One by one, the entrepreneurs, clad in crisp blue jeans and armed with
PowerPoint presentations, stood before a roomful of investors and tech
bloggers to explain their dreams of changing the world.
For these exuberant times in Silicon Valley, the scene was familiar; the setting, less so.
With
the young and ambitious flocking again to northern California to launch
Internet companies, there were signs one recent morning that startup
mania has taken hold even behind the faded granite walls of California's
most notorious prison.
"Live stream has gone mainstream. Mobile
video usage went up and is expected to increase by 28 percent over the
next five years," said Eddie Griffin, who was pitching a music streaming
concept called "At the Club" and happens to be finishing a third stint
for drug possession at San Quentin State Prison, near San Francisco,
after spending the last 15 years behind bars.
Griffin was one of
seven San Quentin inmates who presented startup proposals on "Demo Day"
as part of the Last Mile program, an entrepreneurship course modeled on
startup incubators that take in batches of young companies and provide
them courses, informal advice and the seed investments to grow.
According
to business news website Xconomy, incubator programs - which it tracks -
have tripled in number for each of the past three years, proliferating
from Sao Paulo to Stockholm at a pace that has fueled talk in tech
circles of an "incubator bubble".
Last Mile founder Chris Redlitz,
a local venture capitalist, says his goal was never to seek out a
genuine investment opportunity inside a prison but to educate inmates
about tech entrepreneurship and bridge the knowledge gap between Silicon
Valley's wired elite and the rest of the region's population.
Inmates,
after all, are not allowed to run businesses. They do not have access
to cellphones - much less Apple Inc's latest iPhone developer toolkits -
and they use computers only under close supervision.
A lot to learn
After
his presentation in San Quentin's chapel, which received a rousing
reception from an audience that included prison warden Kevin R.
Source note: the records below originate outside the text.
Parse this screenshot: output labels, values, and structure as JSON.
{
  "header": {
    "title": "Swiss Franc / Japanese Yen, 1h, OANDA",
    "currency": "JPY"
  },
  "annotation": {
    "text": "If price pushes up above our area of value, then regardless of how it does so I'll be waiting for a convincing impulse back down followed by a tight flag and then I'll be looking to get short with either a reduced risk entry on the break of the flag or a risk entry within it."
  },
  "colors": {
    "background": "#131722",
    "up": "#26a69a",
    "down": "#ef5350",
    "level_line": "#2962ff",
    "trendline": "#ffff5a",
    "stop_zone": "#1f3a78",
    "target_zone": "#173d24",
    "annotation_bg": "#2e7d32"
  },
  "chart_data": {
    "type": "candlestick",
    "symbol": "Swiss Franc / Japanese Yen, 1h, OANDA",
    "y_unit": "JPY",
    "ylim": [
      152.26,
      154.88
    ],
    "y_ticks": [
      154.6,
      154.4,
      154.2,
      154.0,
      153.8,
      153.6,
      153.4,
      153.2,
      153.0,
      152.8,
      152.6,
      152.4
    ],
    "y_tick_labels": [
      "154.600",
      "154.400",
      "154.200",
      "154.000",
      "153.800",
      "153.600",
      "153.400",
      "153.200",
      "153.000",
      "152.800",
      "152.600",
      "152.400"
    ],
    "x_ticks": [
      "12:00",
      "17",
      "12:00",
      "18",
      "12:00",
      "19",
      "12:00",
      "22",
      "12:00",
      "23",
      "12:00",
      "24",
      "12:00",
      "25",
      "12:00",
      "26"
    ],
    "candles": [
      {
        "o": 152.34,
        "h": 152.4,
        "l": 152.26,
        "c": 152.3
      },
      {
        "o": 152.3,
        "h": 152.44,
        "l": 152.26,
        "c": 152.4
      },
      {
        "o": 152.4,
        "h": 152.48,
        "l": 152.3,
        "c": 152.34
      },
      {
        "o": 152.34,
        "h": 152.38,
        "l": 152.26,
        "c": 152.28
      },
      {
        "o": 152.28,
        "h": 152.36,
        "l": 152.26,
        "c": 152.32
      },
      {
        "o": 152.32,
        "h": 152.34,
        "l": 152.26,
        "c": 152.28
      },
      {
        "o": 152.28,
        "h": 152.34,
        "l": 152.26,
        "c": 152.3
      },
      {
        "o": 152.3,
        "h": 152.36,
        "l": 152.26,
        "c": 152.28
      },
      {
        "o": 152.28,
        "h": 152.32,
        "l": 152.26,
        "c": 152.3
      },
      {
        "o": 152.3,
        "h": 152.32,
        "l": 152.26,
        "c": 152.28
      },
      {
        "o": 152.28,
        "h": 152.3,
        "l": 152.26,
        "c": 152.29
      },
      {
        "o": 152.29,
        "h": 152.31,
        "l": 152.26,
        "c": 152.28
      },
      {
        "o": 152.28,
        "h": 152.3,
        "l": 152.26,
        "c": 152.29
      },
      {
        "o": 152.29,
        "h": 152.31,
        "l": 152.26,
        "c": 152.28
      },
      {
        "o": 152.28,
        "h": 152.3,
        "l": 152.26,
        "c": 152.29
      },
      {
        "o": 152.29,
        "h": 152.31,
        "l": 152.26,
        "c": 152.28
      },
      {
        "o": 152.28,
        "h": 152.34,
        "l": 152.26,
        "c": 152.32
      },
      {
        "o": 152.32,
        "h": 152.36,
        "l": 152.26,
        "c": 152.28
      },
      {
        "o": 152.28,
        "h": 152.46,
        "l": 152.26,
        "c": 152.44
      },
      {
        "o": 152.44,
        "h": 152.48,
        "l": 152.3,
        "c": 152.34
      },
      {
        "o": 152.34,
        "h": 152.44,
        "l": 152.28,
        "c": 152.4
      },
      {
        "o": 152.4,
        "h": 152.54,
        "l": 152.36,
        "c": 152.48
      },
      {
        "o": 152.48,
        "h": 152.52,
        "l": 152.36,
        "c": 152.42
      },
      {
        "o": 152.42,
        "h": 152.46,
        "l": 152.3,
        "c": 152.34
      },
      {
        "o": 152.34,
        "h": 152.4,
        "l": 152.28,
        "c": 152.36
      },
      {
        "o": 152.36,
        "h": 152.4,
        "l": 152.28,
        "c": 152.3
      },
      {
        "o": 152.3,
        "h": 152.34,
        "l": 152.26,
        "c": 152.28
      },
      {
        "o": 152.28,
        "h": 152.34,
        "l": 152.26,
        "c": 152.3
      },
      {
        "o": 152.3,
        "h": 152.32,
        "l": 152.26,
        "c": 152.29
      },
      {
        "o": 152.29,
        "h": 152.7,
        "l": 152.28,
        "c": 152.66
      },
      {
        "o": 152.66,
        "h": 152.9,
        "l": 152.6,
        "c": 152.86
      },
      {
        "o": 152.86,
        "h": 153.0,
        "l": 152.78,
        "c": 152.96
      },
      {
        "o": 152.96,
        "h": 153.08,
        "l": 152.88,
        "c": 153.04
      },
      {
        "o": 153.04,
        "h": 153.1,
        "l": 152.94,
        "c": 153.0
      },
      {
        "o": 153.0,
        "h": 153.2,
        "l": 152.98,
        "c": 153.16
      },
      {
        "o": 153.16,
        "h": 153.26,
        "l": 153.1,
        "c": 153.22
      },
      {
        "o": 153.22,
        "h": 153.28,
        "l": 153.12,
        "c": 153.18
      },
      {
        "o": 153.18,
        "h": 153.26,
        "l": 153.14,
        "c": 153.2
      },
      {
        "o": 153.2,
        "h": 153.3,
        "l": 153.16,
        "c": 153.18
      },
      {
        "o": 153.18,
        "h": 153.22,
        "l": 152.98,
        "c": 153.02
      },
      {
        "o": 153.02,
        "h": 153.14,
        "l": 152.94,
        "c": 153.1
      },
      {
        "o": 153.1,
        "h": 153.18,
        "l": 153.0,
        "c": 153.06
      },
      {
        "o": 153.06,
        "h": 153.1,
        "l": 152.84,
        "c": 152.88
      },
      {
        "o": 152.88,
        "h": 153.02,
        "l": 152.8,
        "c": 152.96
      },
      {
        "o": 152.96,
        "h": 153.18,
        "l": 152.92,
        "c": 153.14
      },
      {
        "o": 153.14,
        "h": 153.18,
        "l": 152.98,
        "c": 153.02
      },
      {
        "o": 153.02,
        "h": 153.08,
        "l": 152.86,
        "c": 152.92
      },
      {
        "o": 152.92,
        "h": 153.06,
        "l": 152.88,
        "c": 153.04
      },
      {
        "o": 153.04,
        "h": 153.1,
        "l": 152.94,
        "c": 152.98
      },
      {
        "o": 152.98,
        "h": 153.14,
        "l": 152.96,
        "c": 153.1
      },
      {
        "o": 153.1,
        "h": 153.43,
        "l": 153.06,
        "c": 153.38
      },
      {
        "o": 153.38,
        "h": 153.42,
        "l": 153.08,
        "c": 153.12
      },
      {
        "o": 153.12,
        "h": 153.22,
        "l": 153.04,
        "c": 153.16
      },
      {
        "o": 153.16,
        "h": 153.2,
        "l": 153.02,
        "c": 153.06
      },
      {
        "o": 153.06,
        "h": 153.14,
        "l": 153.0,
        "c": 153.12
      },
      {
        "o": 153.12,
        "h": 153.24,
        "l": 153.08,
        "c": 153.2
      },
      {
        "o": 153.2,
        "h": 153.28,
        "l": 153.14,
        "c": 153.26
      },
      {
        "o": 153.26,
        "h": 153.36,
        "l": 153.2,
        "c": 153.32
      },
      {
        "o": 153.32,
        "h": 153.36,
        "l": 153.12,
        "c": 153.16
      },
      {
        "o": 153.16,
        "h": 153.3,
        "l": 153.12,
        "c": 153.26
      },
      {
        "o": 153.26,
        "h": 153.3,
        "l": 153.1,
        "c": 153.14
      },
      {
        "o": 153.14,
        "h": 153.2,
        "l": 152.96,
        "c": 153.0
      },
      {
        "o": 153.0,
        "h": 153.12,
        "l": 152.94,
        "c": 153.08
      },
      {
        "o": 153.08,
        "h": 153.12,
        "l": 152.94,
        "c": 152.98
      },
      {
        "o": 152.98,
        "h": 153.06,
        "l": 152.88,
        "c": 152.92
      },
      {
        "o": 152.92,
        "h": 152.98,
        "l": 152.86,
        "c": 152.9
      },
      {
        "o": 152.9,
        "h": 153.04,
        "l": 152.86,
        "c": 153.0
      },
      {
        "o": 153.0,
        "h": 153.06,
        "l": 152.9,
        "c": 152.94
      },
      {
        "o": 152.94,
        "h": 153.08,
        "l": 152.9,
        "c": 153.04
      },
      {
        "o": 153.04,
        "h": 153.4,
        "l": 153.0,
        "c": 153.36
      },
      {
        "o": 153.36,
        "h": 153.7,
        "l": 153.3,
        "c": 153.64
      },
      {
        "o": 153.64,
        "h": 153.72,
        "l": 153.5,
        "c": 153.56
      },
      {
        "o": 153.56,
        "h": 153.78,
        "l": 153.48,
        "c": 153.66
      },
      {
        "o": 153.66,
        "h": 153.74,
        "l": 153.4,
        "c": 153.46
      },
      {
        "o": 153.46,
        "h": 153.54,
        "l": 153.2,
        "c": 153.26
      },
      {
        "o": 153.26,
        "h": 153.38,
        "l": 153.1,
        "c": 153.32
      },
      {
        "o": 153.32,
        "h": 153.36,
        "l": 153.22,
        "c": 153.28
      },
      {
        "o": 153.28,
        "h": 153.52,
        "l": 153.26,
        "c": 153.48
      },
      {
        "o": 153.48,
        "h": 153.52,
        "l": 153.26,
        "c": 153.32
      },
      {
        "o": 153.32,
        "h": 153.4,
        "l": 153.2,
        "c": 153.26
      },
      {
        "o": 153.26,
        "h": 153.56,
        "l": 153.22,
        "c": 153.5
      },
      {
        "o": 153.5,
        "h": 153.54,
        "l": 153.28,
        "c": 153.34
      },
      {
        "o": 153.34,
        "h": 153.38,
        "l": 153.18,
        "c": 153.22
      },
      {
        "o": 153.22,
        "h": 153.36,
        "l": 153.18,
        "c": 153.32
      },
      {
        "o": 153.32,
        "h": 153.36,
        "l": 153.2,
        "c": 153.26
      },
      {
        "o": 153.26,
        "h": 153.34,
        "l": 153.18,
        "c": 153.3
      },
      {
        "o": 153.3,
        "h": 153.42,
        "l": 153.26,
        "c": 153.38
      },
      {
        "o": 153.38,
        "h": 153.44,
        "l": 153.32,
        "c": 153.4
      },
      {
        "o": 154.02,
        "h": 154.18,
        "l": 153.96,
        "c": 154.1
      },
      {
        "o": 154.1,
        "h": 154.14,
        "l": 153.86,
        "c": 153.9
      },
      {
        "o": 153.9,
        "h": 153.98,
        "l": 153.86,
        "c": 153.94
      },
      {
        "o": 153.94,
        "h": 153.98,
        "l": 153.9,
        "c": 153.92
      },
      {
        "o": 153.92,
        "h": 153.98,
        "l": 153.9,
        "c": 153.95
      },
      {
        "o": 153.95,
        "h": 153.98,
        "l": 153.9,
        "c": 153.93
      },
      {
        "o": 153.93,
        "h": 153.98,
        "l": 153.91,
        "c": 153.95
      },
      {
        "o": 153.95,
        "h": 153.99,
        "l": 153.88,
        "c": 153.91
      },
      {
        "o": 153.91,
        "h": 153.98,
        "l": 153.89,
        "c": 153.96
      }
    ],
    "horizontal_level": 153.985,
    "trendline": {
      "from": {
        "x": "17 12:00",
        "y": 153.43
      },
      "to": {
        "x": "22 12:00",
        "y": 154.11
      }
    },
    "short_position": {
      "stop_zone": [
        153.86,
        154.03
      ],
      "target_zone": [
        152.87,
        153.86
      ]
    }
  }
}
Chappell, Griffin told a reporter it was unlikely he would launch his
startup idea immediately after being released this summer.
"I
still have a lot to learn," said the soft-spoken Detroit native. "I've
never used a cellphone. Technology is kind of foreign in this
environment."
But to hear the inmates use jargon such as "lean
startup" and "minimum viable product" speaks to an unmistakable truth
about the Bay Area zeitgeist, where startups, for better or worse, have
come to embody upward mobility, ambition, and hustle.
"If they
were doing this in the '80s there may have been a different theme or
model," said Wade Roush, Xconomy's chief correspondent. "But in this day
and age, becoming an entrepreneur or starting a business is a form of
self-actuation."
Situated on prime waterfront land, San Quentin is
perhaps California's most storied prison and home to the state's only
death row. But it has also kept a longstanding progressive reputation,
boasting a rare college degree-granting program and vibrant arts
courses.
The Last Mile accepted 10 inmates out of 50 applicants
for its latest batch. The program, which graduated its first class of
inmates last year, meets twice a week to discuss startups and lasts six
months, although the most recent class took seven months due to a prison
lockdown last year.
Some Last Mile participants, under official
supervision, have also joined the online question-and-answer site Quora
to respond to questions about prison life or describe what it felt like
to commit murder.
The latest batch of startup ideas included a
fitness app that would motivate drug addicts to exercise, a
cardiovascular health organization, a social network for sufferers of
post-traumatic stress disorder, a food waste recycling program, and an
e-commerce site for artists in prison.
Different perspective
Because
the likelihood is not great that these companies will become funded and
succeed, Redlitz said he was also working to place the inmates in jobs
at tech companies after their release.
Rocketspace, a startup
co-working space in downtown San Francisco, has agreed to host an
internship. Rally.org, a crowd-funding site that counts Redlitz among
its investors, said it hoped to begin a program to seek
micro-investments from the public for the inmates' ideas.
Sitting
in the Demo Day audience was John Collison, the 22-year-old co-founder
of online payments startup Stripe, who noted some stark differences
between the inmates' proposals and the fashionable startups du jour in
Silicon Valley.
"What's frustrating is that all these companies in
the Valley, they're ideas for the 1 or 10 percent," Collison said. "You
have startups like Uber or Taskrabbit, that's like, 'Oh, here's
something to help you find a driver or find someone to clean your
house.' Are they solving real problems?"
The San Quentin inmates
"were talking about urban obesity, or PTSD", Collison said. "It's a
completely different perspective. We actually really need that."